INDUSTRIAL APPLICABILITY The liquid preparation containing free glutamic acid of the present invention can be added in a more stable and larger amount than the liquid preparation containing free glutamine, and glutamic acid is efficiently metabolized in the intestinal mucosa to produce metabolites.
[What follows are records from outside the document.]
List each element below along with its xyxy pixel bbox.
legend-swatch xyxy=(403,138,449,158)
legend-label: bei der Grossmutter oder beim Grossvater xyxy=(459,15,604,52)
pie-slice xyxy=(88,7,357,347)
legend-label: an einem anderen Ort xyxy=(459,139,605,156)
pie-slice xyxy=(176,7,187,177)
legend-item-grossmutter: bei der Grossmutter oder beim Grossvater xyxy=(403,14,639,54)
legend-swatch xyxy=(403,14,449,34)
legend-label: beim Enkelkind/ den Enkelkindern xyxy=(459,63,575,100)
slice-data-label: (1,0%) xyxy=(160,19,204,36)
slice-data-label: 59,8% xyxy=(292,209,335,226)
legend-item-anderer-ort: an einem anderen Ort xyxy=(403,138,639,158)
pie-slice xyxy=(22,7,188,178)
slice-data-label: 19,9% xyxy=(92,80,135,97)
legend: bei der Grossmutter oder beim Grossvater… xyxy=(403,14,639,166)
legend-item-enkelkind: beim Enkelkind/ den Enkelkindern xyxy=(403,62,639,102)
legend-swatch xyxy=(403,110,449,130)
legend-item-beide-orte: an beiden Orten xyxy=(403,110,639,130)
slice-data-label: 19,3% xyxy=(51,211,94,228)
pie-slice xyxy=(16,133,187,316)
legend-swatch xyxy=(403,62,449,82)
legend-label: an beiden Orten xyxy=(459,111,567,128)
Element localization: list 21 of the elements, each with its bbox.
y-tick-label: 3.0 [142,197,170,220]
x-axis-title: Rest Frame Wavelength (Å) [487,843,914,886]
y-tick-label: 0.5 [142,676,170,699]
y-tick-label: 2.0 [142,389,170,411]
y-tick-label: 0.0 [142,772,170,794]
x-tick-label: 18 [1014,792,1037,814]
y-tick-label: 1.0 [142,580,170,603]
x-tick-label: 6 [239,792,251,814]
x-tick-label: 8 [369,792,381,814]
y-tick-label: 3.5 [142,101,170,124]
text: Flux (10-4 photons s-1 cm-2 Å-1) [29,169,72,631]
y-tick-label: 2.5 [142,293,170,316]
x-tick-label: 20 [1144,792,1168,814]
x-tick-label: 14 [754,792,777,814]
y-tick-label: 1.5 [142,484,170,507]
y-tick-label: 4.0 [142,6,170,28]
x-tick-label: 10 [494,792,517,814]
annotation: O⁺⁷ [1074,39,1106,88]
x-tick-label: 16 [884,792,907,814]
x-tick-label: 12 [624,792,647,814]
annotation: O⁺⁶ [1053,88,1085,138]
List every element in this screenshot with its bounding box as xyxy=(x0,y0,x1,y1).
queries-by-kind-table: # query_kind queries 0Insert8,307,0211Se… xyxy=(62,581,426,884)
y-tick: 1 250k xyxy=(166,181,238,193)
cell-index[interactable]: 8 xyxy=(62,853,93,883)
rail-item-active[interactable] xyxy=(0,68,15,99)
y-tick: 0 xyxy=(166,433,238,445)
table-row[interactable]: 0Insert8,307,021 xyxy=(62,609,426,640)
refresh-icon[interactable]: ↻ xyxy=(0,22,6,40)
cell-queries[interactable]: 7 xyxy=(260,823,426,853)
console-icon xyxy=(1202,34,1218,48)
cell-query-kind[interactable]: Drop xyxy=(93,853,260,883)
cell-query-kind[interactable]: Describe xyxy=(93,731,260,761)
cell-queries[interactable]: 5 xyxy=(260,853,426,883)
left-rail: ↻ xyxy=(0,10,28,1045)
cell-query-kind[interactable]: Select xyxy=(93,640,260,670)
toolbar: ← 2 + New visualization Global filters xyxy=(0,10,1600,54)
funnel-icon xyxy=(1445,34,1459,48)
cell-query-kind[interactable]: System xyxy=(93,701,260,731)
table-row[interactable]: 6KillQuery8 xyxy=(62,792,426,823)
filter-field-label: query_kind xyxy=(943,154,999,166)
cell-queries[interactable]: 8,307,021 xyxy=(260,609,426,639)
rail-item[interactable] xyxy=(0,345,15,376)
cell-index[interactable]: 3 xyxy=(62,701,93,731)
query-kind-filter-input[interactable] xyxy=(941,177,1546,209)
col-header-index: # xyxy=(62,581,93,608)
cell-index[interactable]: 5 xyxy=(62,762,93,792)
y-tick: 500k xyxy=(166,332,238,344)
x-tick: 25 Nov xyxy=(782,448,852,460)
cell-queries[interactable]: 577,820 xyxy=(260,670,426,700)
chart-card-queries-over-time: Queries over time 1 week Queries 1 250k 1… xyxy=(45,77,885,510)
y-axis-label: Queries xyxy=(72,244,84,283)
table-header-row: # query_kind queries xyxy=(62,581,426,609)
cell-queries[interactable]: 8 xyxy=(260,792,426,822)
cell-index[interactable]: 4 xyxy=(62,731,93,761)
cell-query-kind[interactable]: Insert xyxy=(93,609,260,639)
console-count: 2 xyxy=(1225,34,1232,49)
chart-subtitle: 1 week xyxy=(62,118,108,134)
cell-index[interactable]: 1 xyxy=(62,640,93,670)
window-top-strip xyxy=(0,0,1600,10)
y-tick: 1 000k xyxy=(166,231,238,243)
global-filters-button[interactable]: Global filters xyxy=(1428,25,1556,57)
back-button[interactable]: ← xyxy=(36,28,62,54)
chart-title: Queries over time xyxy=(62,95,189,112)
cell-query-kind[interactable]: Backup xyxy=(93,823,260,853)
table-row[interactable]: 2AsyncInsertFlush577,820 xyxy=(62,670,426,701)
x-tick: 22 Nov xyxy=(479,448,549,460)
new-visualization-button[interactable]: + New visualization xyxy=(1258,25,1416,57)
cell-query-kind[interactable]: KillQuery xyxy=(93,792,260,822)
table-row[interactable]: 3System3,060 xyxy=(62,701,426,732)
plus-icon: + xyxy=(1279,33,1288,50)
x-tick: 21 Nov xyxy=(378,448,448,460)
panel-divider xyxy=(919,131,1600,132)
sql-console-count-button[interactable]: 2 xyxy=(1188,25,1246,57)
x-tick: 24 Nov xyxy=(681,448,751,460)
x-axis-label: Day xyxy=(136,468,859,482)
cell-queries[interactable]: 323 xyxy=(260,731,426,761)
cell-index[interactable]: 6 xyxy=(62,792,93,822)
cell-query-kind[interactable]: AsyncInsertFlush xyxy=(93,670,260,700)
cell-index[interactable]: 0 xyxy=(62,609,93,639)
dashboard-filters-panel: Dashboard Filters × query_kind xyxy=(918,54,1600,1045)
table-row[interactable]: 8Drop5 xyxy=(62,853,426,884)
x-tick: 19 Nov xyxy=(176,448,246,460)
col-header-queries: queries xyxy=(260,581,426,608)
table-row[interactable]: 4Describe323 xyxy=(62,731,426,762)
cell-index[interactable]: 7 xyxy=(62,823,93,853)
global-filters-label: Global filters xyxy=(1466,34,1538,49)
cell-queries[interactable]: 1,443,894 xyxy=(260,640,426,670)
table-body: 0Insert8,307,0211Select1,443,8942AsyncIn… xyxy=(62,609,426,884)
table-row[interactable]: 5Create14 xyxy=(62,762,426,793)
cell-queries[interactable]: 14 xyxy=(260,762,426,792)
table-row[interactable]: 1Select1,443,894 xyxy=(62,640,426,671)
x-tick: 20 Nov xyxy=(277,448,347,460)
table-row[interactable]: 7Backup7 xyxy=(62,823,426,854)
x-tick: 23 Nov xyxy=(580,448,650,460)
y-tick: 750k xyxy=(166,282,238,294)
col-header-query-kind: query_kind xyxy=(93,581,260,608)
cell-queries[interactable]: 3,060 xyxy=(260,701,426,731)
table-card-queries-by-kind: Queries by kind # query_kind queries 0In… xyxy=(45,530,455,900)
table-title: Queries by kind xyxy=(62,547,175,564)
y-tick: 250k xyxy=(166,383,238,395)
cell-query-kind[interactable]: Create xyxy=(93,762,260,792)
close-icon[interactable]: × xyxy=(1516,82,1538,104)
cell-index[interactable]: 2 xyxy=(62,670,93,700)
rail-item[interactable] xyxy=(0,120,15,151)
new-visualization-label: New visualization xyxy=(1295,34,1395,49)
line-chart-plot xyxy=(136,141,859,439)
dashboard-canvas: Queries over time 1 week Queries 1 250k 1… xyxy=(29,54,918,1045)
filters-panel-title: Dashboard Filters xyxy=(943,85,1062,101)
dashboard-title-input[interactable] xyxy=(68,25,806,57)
Since α-ketoglutarate is carried in the intestinal tract and alanine is carried to the liver and used efficiently as an energy source, it is effective for nutritional supplementation.

The liquid preparation containing free glutamic acid of the present invention is mainly administered as an enteral nutritional agent and an infusion agent.
Furthermore, the liquid preparation containing the free glutamic acid of the present invention supplies energy to the intestinal tract and liver even when glutamic acid is normal, but at the time of invasion such as burn injury,
Since it is used more efficiently, it is particularly effective for nutritional supplementation during invasion.

Claims (5)

[Claims] 1. A liquid preparation containing free glutamic acid. 2. The liquid preparation according to claim 1, wherein the amount of free glutamic acid is 5 to 30% [molar ratio] of all amino acids. 3. The liquid preparation according to claim 1, which supplies an energy substrate to the liver and the intestinal tract. 4. An enteral nutritional agent for invasive use, which comprises the liquid preparation according to claim 1. 5. An infusion solution for invasion, which comprises the liquid preparation according to claim 1.